Título: Ainda há tempo
Autor: Moreira Franco
Fonte: Jornal do Brasil, 25/01/2005, Outras Opiniões, p. A9

Joaquim Villalobos é um ex-chefe guerrilheiro salvadorenho, que se dedica a pensar a América Latina e os caminhos da esquerda nesses novos tempos. É lúcido quando diz que, em nosso continente, a derrota das práticas autoritárias da direita tornou possível o vicejar da democracia; e que a derrota do populismo de esquerda permitirá resolver o problema da pobreza. É corajoso, quando afirma que Cuba expressa o populismo de esquerda apresentado como revolução; e que o conflito instaurado na política latino-americana é entre Lula e Fidel e não, como chegaram a supor alguns analistas, entre Lula e Uribe, atual presidente da Colômbia.

A reflexão de Villalobos sobre os caminhos da mudança e do combate às desigualdades é, sem dúvida, inovadora. Até hoje, de modo geral, a contestação ao populismo no Brasil tem sido exercida por conservadores - os que acreditam que a riqueza deve crescer para depois dividir e os que praticaram a utopia autoritária.

Fernando Henrique Cardoso, nos oito anos de seu governo, fugiu à regra. Formulou uma nova política social, articulada em uma rede de proteção direcionada aos pobres e indigentes. Ao obrigar os beneficiados a dar uma contrapartida, retirou o caráter de ajuda gratuita, de esmola. Deu essa orientação à estruturação, execução e acompanhamento dos programas e tomou a si a responsabilidade de travar o debate ideológico. Atacou o quanto pôde, em seus discursos, o populismo e suas conseqüências: o assistencialismo, o clientelismo e o fisiologismo.

Mas Fernando Henrique não conseguiu dar consistência política a seus propósitos. O sucesso dos programas sociais, os números dos avanços obtidos, os prêmios internacionais conquistados, não foram percebidos pela opinião pública como o êxito do oposto da visão populista.

No governo Lula, as políticas sociais - consideradas a mais importante marca diferenciadora das administrações petistas - foram inicialmente comandadas por Benedita da Silva e logo tropeçaram no fisiologismo mais banal: uma passagem aérea de ida e volta e uma estada em Buenos Aires, privilégio ministerial mal explicado. As mudanças que se seguiram só acrescentaram confusão, desentendimento e descontrole.
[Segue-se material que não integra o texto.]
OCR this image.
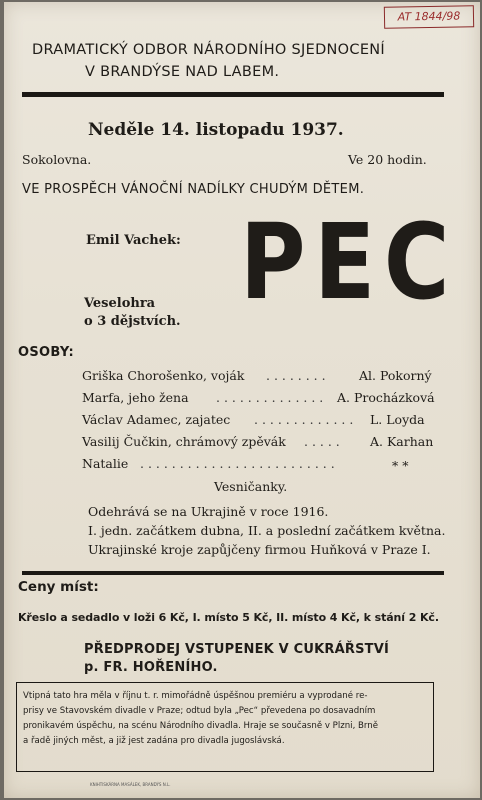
AT 1844/98
DRAMATICKÝ ODBOR NÁRODNÍHO SJEDNOCENÍ
V BRANDÝSE NAD LABEM.
Neděle 14. listopadu 1937.
Sokolovna.	Ve 20 hodin.
VE PROSPĚCH VÁNOČNÍ NADÍLKY CHUDÝM DĚTEM.
Emil Vachek: PEC
Veselohra
o 3 dějstvích.
OSOBY:
Griška Chorošenko, voják . . . . . . . .	Al. Pokorný
Marfa, jeho žena . . . . . . . . . . . . . . A. Procházková
Václav Adamec, zajatec . . . . . . . . . . . . . L. Loyda
Vasilij Čučkin, chrámový zpěvák . . . . . A. Karhan
Natalie . . . . . . . . . . . . . . . . . . . . . . . . .	* *
Vesničanky.
Odehrává se na Ukrajině v roce 1916.
I. jedn. začátkem dubna, II. a poslední začátkem května.
Ukrajinské kroje zapůjčeny firmou Huňková v Praze I.
Ceny míst:
Křeslo a sedadlo v loži 6 Kč, I. místo 5 Kč, II. místo 4 Kč, k stání 2 Kč.
PŘEDPRODEJ VSTUPENEK V CUKRÁŘSTVÍ
p. FR. HOŘENÍHO.
Vtipná tato hra měla v říjnu t. r. mimořádně úspěšnou premiéru a vyprodané re-
prisy ve Stavovském divadle v Praze; odtud byla „Pec“ převedena po dosavadním
pronikavém úspěchu, na scénu Národního divadla. Hraje se současně v Plzni, Brně
a řadě jiných měst, a již jest zadána pro divadla jugoslávská.
KNIHTISKÁRNA MASÁLEK, BRANDÝS N.L.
Com as eleições municipais o clientelismo se impôs. A senha para trânsito livre à manipulação eleitoreira na área social foi dada pelo governo federal quando autorizou a desconsideração de qualquer critério seletivo para a distribuição dos benefícios do Bolsa Família. Sem a obrigatoriedade de seguir um cadastro para definir o público beneficiado, os executores sentiram-se desimpedidos e até estimulados a usar os bens distribuídos como instrumento de troca.

Porteira aberta, todos entraram. Programas federais, estaduais e municipais foram objetos de conquista do voto e do trabalho de uma população cada vez mais embrutecida pela pobreza e pela indigência. Com o fracasso do Fome Zero, passaram a se valer do vale-gás, bolsa-família, cheque-cidadão, cestas básicas, bolsa-escola, para citar só alguns dos benefícios distribuídos em troca do voto e do apoio eleitoral. É claro que esses expedientes foram usados em alguns lugares mais do que em outros. Mas, onde o PT disputava o pleito com chances de vitória, esta postura foi assumida sem comedimento.

Villalobos cometeu o mesmo equívoco da maioria do eleitorado brasileiro: acreditou que o presidente Lula e o seu partido fossem capazes de liderar um processo de ruptura com a demagogia das práticas populistas. Estava convencido de que Lula no governo seria o mesmo Lula da campanha. Só que, da campanha, Lula cumpre unicamente a opção pela responsabilidade fiscal expressa na Carta aos Brasileiros.

Se a vitória eleitoral e a política do presidente Lula permitiram o questionamento de toda a ação governamental de FHC; no campo dos programas sociais, houve retrocesso ao populismo, adesão às facilidades do fisiologismo, modernização do assistencialismo. Enfim, nada sobrou.

Churchill dizia que a desilusão é a sombra da vitória. As pesquisas de opinião mostram que este não é o sentimento da população, que ela ainda não percebeu a inconsistência do que tem sido realizado na área social. Se o governo não promover mudanças de rumo, só restará a certeza da opinião pública de que os nossos governantes e políticos, para continuar mandando, são capazes de tudo. Um saldo muito negativo para um povo que gosta de democracia e de eleição, e que já não suporta mais as mazelas sociais com que convive.